Je lis un peu partout que mon Église part à vau-l’eau avec tous ses scandales, que la confiance est perdue ou du moins qu’elle mettra des années à revenir. Peut-être. Et j’en parle souvent ici pendant ce Carême parce que cela me touche profondément.

Ce que j’entends aujourd’hui autour de moi, c’est qu’au-delà des scandales, la parole se libère aussi sur ce qui, dans l’église, a touché des pratiquants ou non, à un moment de leur vie. Des souvenirs heureux de partages, de gestes qui aident, de paroles qui réconfortent et juste à côté, d’autres souvenirs, rudes ceux-là, de paroles absentes, de regards fuyants, de mépris. Et ces souvenirs-là, parce que liés à une église qu’ils croyaient aimante, font mal et souvent blessent à jamais.

Alors oui, il y a des gestes pour aimer, il y a des gestes à continuer, il y a des gestes à oser davantage.

Le bras qui soutient l’ami fatigué parce que ce maudit cancer le bouffe un peu plus chaque jour.
La main qui sert un café chaud parce que le printemps c’est dans trois jours mais que ça ne change absolument rien dans les rues.
Les doigts qui pointent vers du joli à regarder parce que t’as intérêt à lever la tête de ton nombril pour aimer un peu, un peu mieux.
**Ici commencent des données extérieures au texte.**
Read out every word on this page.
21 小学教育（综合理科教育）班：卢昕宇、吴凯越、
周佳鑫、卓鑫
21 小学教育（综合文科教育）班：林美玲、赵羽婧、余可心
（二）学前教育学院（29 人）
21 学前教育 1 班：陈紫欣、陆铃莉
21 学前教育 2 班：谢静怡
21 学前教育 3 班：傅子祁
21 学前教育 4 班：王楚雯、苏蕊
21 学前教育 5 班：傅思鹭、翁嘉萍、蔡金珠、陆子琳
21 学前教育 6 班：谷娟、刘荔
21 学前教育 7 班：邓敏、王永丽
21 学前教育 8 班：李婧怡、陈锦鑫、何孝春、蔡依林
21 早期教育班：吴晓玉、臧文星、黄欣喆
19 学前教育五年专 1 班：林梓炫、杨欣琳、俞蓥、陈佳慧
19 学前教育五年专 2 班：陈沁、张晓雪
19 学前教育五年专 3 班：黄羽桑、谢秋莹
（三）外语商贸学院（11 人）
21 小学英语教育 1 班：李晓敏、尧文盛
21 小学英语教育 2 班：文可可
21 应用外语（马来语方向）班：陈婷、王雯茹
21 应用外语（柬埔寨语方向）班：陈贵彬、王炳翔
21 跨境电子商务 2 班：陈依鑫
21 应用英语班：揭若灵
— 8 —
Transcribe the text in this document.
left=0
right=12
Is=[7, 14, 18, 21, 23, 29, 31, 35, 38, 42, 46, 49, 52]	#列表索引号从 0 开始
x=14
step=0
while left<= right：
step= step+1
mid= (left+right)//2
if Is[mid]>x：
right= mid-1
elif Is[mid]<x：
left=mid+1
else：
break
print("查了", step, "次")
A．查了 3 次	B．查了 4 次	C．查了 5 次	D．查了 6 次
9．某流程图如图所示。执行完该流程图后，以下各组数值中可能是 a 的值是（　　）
Il y a des gestes à continuer.

Dans nos vies de croyants. Parce que c’est là que Dieu nous attend.
Et l’élève à encourager, et le collègue à écouter, et celui qui me casse les pieds à comprendre aussi, et les parents des communiants à accueillir même surtout s’ils ne mettent pas les pieds à l’église, et nos enfants à accompagner toujours, et nos couples à préserver d’un monde qui file souvent à l’envers et.
Et la liste ne s’arrête jamais parce qu’aimer comme Lui, c’est une volonté de chaque instant.

Comme ce mouvement de Joseph.
Ce sursaut, ce réveil.

On aura beau chercher des solutions, inscrire des changements, faire tous les discours de la terre – même si tout cela me semble nécessaire aujourd’hui et sera bénéfique j’en suis intimement convaincue – notre Église ici-bas, elle est d’abord faite de nos gestes d’amour, de nos gestes de fraternité, de nos gestes vers l’autre.

Jour 12. Que ce Carême nous rappelle que notre chemin de conversion c’est d’abord se mettre à l’écoute de ce qu’Il nous dit.
Se réveiller, peut-être simplement pour mieux L’entendre.
Se réveiller, peut-être pour oser aimer comme Lui, vraiment.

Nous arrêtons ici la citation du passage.